Slithering through the ground, she came upon the scout who was keeping watch. His name was Church, but for the purposes of the drill he smeared dark green paint on his face and was a firm believer in focalism. His black ski mask was pulled up on his head and he wore a boonie atop. He was comfortable. It was his mistake.
She snuck up on him and drew her knife. The blade made the lightest breath as it released from its sheath, the killing spirant.
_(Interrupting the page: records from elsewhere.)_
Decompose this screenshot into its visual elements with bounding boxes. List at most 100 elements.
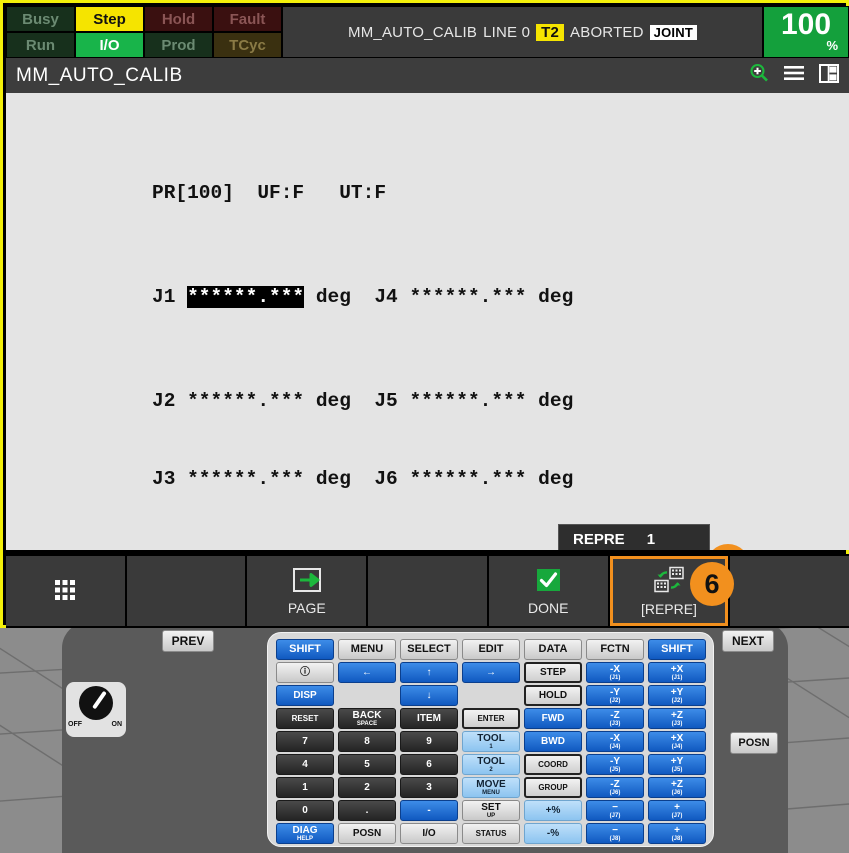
status-line-number: LINE 0 [483,23,531,41]
key-x-j1[interactable]: +X (J1) [648,662,706,683]
key-sublabel: SPACE [356,720,378,727]
key-y-j2[interactable]: +Y (J2) [648,685,706,706]
key-key[interactable]: . [338,800,396,821]
key-label: -Y [610,755,620,767]
key-shift[interactable]: SHIFT [276,639,334,660]
key-tool-1[interactable]: TOOL 1 [462,731,520,752]
fkey-grid[interactable] [6,556,125,626]
key-z-j3[interactable]: +Z (J3) [648,708,706,729]
key-key[interactable]: ↑ [400,662,458,683]
key-j8[interactable]: − (J8) [586,823,644,844]
key-9[interactable]: 9 [400,731,458,752]
key-tool-2[interactable]: TOOL 2 [462,754,520,775]
key-reset[interactable]: RESET [276,708,334,729]
key-5[interactable]: 5 [338,754,396,775]
status-led-fault: Fault [213,6,282,32]
key-prev[interactable]: PREV [162,630,214,652]
key-x-j1[interactable]: -X (J1) [586,662,644,683]
key-j8[interactable]: + (J8) [648,823,706,844]
key-fctn[interactable]: FCTN [586,639,644,660]
key-x-j4[interactable]: +X (J4) [648,731,706,752]
key-posn-side[interactable]: POSN [730,732,778,754]
power-knob[interactable] [79,686,113,720]
key-hold[interactable]: HOLD [524,685,582,706]
key-key[interactable]: +% [524,800,582,821]
key-z-j6[interactable]: +Z (J6) [648,777,706,798]
key-i-o[interactable]: I/O [400,823,458,844]
key-bwd[interactable]: BWD [524,731,582,752]
key-set-up[interactable]: SET UP [462,800,520,821]
key-y-j5[interactable]: +Y (J5) [648,754,706,775]
key-disp[interactable]: DISP [276,685,334,706]
joint-row-3: J3 ******.*** deg J6 ******.*** deg [152,468,574,490]
key-enter[interactable]: ENTER [462,708,520,729]
key-key[interactable]: ↓ [400,685,458,706]
fkey-empty-1[interactable] [126,556,246,626]
key-posn[interactable]: POSN [338,823,396,844]
status-led-run: Run [6,32,75,58]
repre-dropdown-title: REPRE [573,530,625,548]
key-fwd[interactable]: FWD [524,708,582,729]
key-y-j2[interactable]: -Y (J2) [586,685,644,706]
key-key[interactable]: → [462,662,520,683]
key-label: . [365,804,369,816]
key-sublabel: 1 [489,743,493,750]
key-key[interactable]: - [400,800,458,821]
key-edit[interactable]: EDIT [462,639,520,660]
key-4[interactable]: 4 [276,754,334,775]
key-data[interactable]: DATA [524,639,582,660]
key-1[interactable]: 1 [276,777,334,798]
key-key[interactable]: -% [524,823,582,844]
key-label: 4 [302,758,308,770]
key-key[interactable]: ⓘ [276,662,334,683]
fkey-empty-2[interactable] [368,556,487,626]
page-next-icon [291,567,323,596]
key-sublabel: (J4) [609,743,621,750]
key-6[interactable]: 6 [400,754,458,775]
key-coord[interactable]: COORD [524,754,582,775]
key-x-j4[interactable]: -X (J4) [586,731,644,752]
split-screen-icon[interactable] [819,63,839,88]
fkey-empty-3[interactable] [730,556,849,626]
key-y-j5[interactable]: -Y (J5) [586,754,644,775]
speed-override-indicator[interactable]: 100 % [763,6,849,58]
key-0[interactable]: 0 [276,800,334,821]
key-label: ↑ [426,666,432,678]
key-label: GROUP [538,782,568,792]
key-move-menu[interactable]: MOVE MENU [462,777,520,798]
key-label: ⓘ [300,666,310,678]
program-listing: PR[100] UF:F UT:F J1 ******.*** deg J4 *… [6,93,849,550]
key-group[interactable]: GROUP [524,777,582,798]
zoom-in-icon[interactable] [749,63,769,88]
key-8[interactable]: 8 [338,731,396,752]
key-diag-help[interactable]: DIAG HELP [276,823,334,844]
key-2[interactable]: 2 [338,777,396,798]
key-sublabel: (J2) [609,697,621,704]
key-z-j3[interactable]: -Z (J3) [586,708,644,729]
key-menu[interactable]: MENU [338,639,396,660]
key-sublabel: HELP [296,835,313,842]
key-j7[interactable]: + (J7) [648,800,706,821]
key-key[interactable]: ← [338,662,396,683]
fkey-repre-label: [REPRE] [640,600,697,617]
key-sublabel: (J2) [671,697,683,704]
repre-dropdown-header: REPRE 1 [559,525,709,550]
key-shift[interactable]: SHIFT [648,639,706,660]
joint-value-j1[interactable]: ******.*** [187,286,305,308]
key-z-j6[interactable]: -Z (J6) [586,777,644,798]
fkey-page[interactable]: PAGE [247,556,367,626]
key-back-space[interactable]: BACK SPACE [338,708,396,729]
key-j7[interactable]: − (J7) [586,800,644,821]
key-label: 2 [364,781,370,793]
key-3[interactable]: 3 [400,777,458,798]
key-item[interactable]: ITEM [400,708,458,729]
menu-icon[interactable] [783,64,805,87]
key-label: FCTN [600,643,630,655]
key-select[interactable]: SELECT [400,639,458,660]
fkey-done[interactable]: DONE [488,556,608,626]
status-bar: Busy Step Hold Fault Run I/O Prod TCyc MM_AUTO_… [6,6,849,58]
key-7[interactable]: 7 [276,731,334,752]
key-status[interactable]: STATUS [462,823,520,844]
key-step[interactable]: STEP [524,662,582,683]
key-next[interactable]: NEXT [722,630,774,652]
He was on his feet taking slow steps around the bivouac. He did not notice his boot almost kissed her knee. She rose behind him and in one muted glimmer had her hand on his mouth and knife on his throat. She whispered: “You’re dead.”
She then woke up the remaining seven in a similar fashion. The last was the team leader, Gibson. She tapped his boots for him. When he woke, he saw the other members of his team sitting around the fire. His combatant stood above.
“Evening, Robins,” he stretched out of his waterproof blanket.
He rolled his eyes as he sat up. He looked at his men. “I assume I’m dead?”
“That would be correct.”
“You all, too?” he asked aloud. The team nodded. He shook his head. “Goddamnit, Church.”
Church said nothing.
Gibson looked at Robins. “Knife?”
He nodded. “Good work. What about Kerr?”
“He’s securing the perimeter.”
“How is he?”
“Smart enough to stick with me.”
“You cocky bitch.”
“Easy, sir,” Church said. “That’s a real knife she’s wielding.”
The men laughed.
“All right,” Gibson said. “This op is over. I want to thank you, Myra. I was beginning to miss my bed.”
The next mission used a mixture of al Qaeda techniques and various tactics from sub-Saharan guerrilla outfits. She was the team leader. The initial testing was over. Now she was being prepared for what was to come.